Binge alcohol consumption is associated with increased cardiovascular risk. The effects of evening binge alcohol consumption (i.e., 4-5 beverages within two hours) on the vagal components of HRV and cardiovagal baroreflex sensitivity (cvBRS) during sleep remain largely equivocal. The present study examined the effects of evening binge alcohol consumption on nocturnal cardiac vagal tone and baroreflex sensitivity during stage N2, slow wave (SWS), and rapid eye movement (REM) sleep. We hypothesized that evening binge drinking would reduce HRV and cvBRS in each sleep stage.

METHODS

Following a familiarization night within the laboratory, twenty-three participants were examined following a night of binge alcohol consumption and a fluid control (randomized, crossover design). A quality nocturnal beat-to-beat blood pressure signal was obtained in both conditions in 16 participants (7 men, 9 women; 25±1 years).

RESULTS

Binge drinking reduced both the high frequency (HF) and time-domain components (i.e., pNN50 and RMSSD) of HRV in stage N2 sleep, SWS, and REM. In addition, cvBRS up-up (vagal activation) was reduced following binge alcohol consumption in stage N2 (21±3 vs. 15±3 ms/mmHg, P=0.035) and REM (15[11-28] vs. 11[9-18] ms/mmHg, P=0.009).

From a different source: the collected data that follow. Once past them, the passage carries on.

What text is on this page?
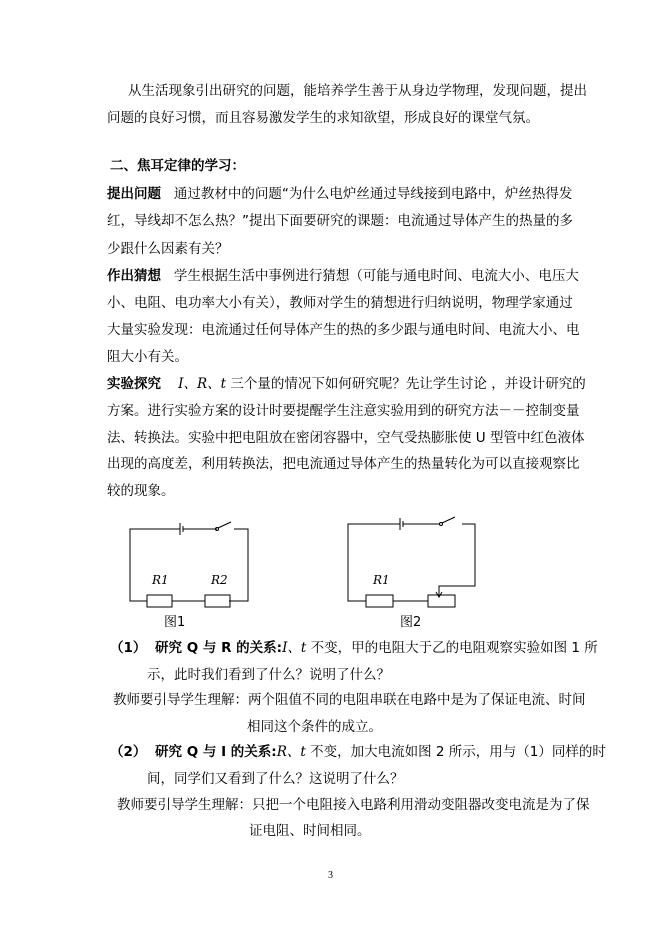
从生活现象引出研究的问题，能培养学生善于从身边学物理，发现问题，提出
问题的良好习惯，而且容易激发学生的求知欲望，形成良好的课堂气氛。
二、焦耳定律的学习：
提出问题 通过教材中的问题“为什么电炉丝通过导线接到电路中，炉丝热得发
红，导线却不怎么热？”提出下面要研究的课题：电流通过导体产生的热量的多
少跟什么因素有关？
作出猜想 学生根据生活中事例进行猜想（可能与通电时间、电流大小、电压大
小、电阻、电功率大小有关），教师对学生的猜想进行归纳说明，物理学家通过
大量实验发现：电流通过任何导体产生的热的多少跟与通电时间、电流大小、电
阻大小有关。
实验探究 I、R、t 三个量的情况下如何研究呢？先让学生讨论 ，并设计研究的
方案。进行实验方案的设计时要提醒学生注意实验用到的研究方法－－控制变量
法、转换法。实验中把电阻放在密闭容器中，空气受热膨胀使 U 型管中红色液体
出现的高度差，利用转换法，把电流通过导体产生的热量转化为可以直接观察比
较的现象。
R1	R2
图1
R1
图2
（1） 研究 Q 与 R 的关系:I、t 不变，甲的电阻大于乙的电阻观察实验如图 1 所
示，此时我们看到了什么？说明了什么？
教师要引导学生理解：两个阻值不同的电阻串联在电路中是为了保证电流、时间
相同这个条件的成立。
（2） 研究 Q 与 I 的关系:R、t 不变，加大电流如图 2 所示，用与（1）同样的时
间，同学们又看到了什么？这说明了什么？
教师要引导学生理解：只把一个电阻接入电路利用滑动变阻器改变电流是为了保
证电阻、时间相同。
3
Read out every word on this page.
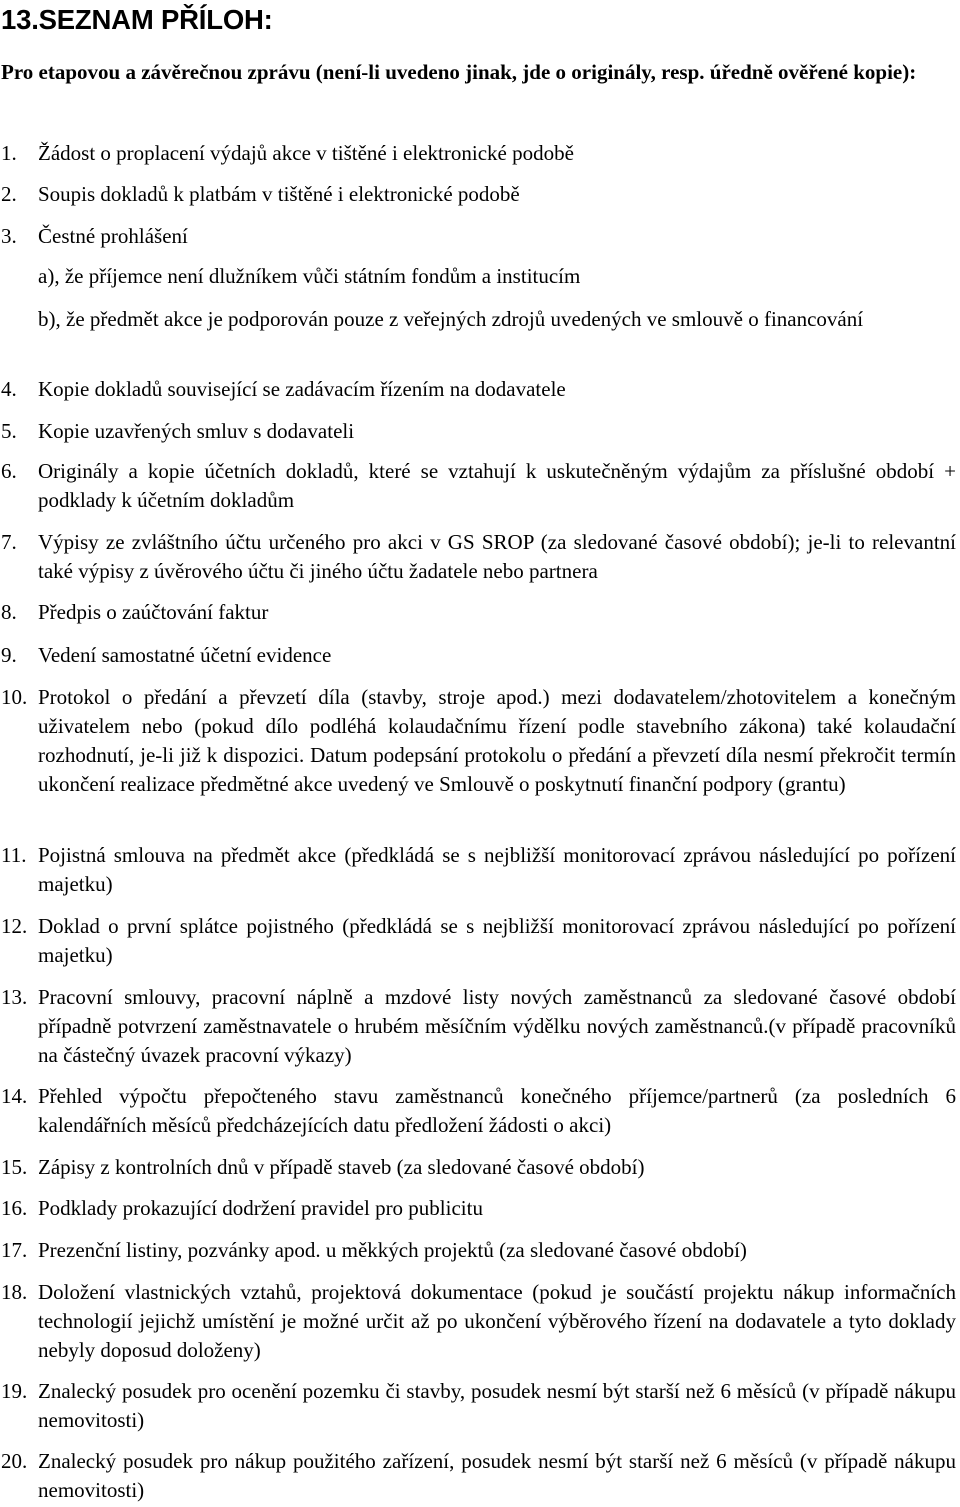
13.SEZNAM PŘÍLOH:
Pro etapovou a závěrečnou zprávu (není-li uvedeno jinak, jde o originály, resp. úředně ověřené kopie):
1. Žádost o proplacení výdajů akce v tištěné i elektronické podobě
2. Soupis dokladů k platbám v tištěné i elektronické podobě
3. Čestné prohlášení
a), že příjemce není dlužníkem vůči státním fondům a institucím
b), že předmět akce je podporován pouze z veřejných zdrojů uvedených ve smlouvě o financování
4. Kopie dokladů související se zadávacím řízením na dodavatele
5. Kopie uzavřených smluv s dodavateli
6. Originály a kopie účetních dokladů, které se vztahují k uskutečněným výdajům za příslušné období + podklady k účetním dokladům
7. Výpisy ze zvláštního účtu určeného pro akci v GS SROP (za sledované časové období); je-li to relevantní také výpisy z úvěrového účtu či jiného účtu žadatele nebo partnera
8. Předpis o zaúčtování faktur
9. Vedení samostatné účetní evidence
10. Protokol o předání a převzetí díla (stavby, stroje apod.) mezi dodavatelem/zhotovitelem a konečným uživatelem nebo (pokud dílo podléhá kolaudačnímu řízení podle stavebního zákona) také kolaudační rozhodnutí, je-li již k dispozici. Datum podepsání protokolu o předání a převzetí díla nesmí překročit termín ukončení realizace předmětné akce uvedený ve Smlouvě o poskytnutí finanční podpory (grantu)
11. Pojistná smlouva na předmět akce (předkládá se s nejbližší monitorovací zprávou následující po pořízení majetku)
12. Doklad o první splátce pojistného (předkládá se s nejbližší monitorovací zprávou následující po pořízení majetku)
13. Pracovní smlouvy, pracovní náplně a mzdové listy nových zaměstnanců za sledované časové období případně potvrzení zaměstnavatele o hrubém měsíčním výdělku nových zaměstnanců.(v případě pracovníků na částečný úvazek pracovní výkazy)
14. Přehled výpočtu přepočteného stavu zaměstnanců konečného příjemce/partnerů (za posledních 6 kalendářních měsíců předcházejících datu předložení žádosti o akci)
15. Zápisy z kontrolních dnů v případě staveb (za sledované časové období)
16. Podklady prokazující dodržení pravidel pro publicitu
17. Prezenční listiny, pozvánky apod. u měkkých projektů (za sledované časové období)
18. Doložení vlastnických vztahů, projektová dokumentace (pokud je součástí projektu nákup informačních technologií jejichž umístění je možné určit až po ukončení výběrového řízení na dodavatele a tyto doklady nebyly doposud doloženy)
19. Znalecký posudek pro ocenění pozemku či stavby, posudek nesmí být starší než 6 měsíců (v případě nákupu nemovitosti)
20. Znalecký posudek pro nákup použitého zařízení, posudek nesmí být starší než 6 měsíců (v případě nákupu nemovitosti)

Binge alcohol consumption reduced cvBRS down-down (vagal withdrawal) in stage N2 (23±2 vs. 14±2 ms/mmHg, P<0.001), SWS (20[14-30] vs. 14[9-17] ms/mmHg, P=0.022), and REM (14[11-24] vs. 10[7-15] ms/mmHg, P=0.006).

CONCLUSIONS

Evening binge alcohol consumption disrupts cardiac vagal tone and baroreflex function during nearly all sleep stages. These findings provide mechanistic insight into the potential role of binge drinking and alcohol abuse on cardiovascular risk.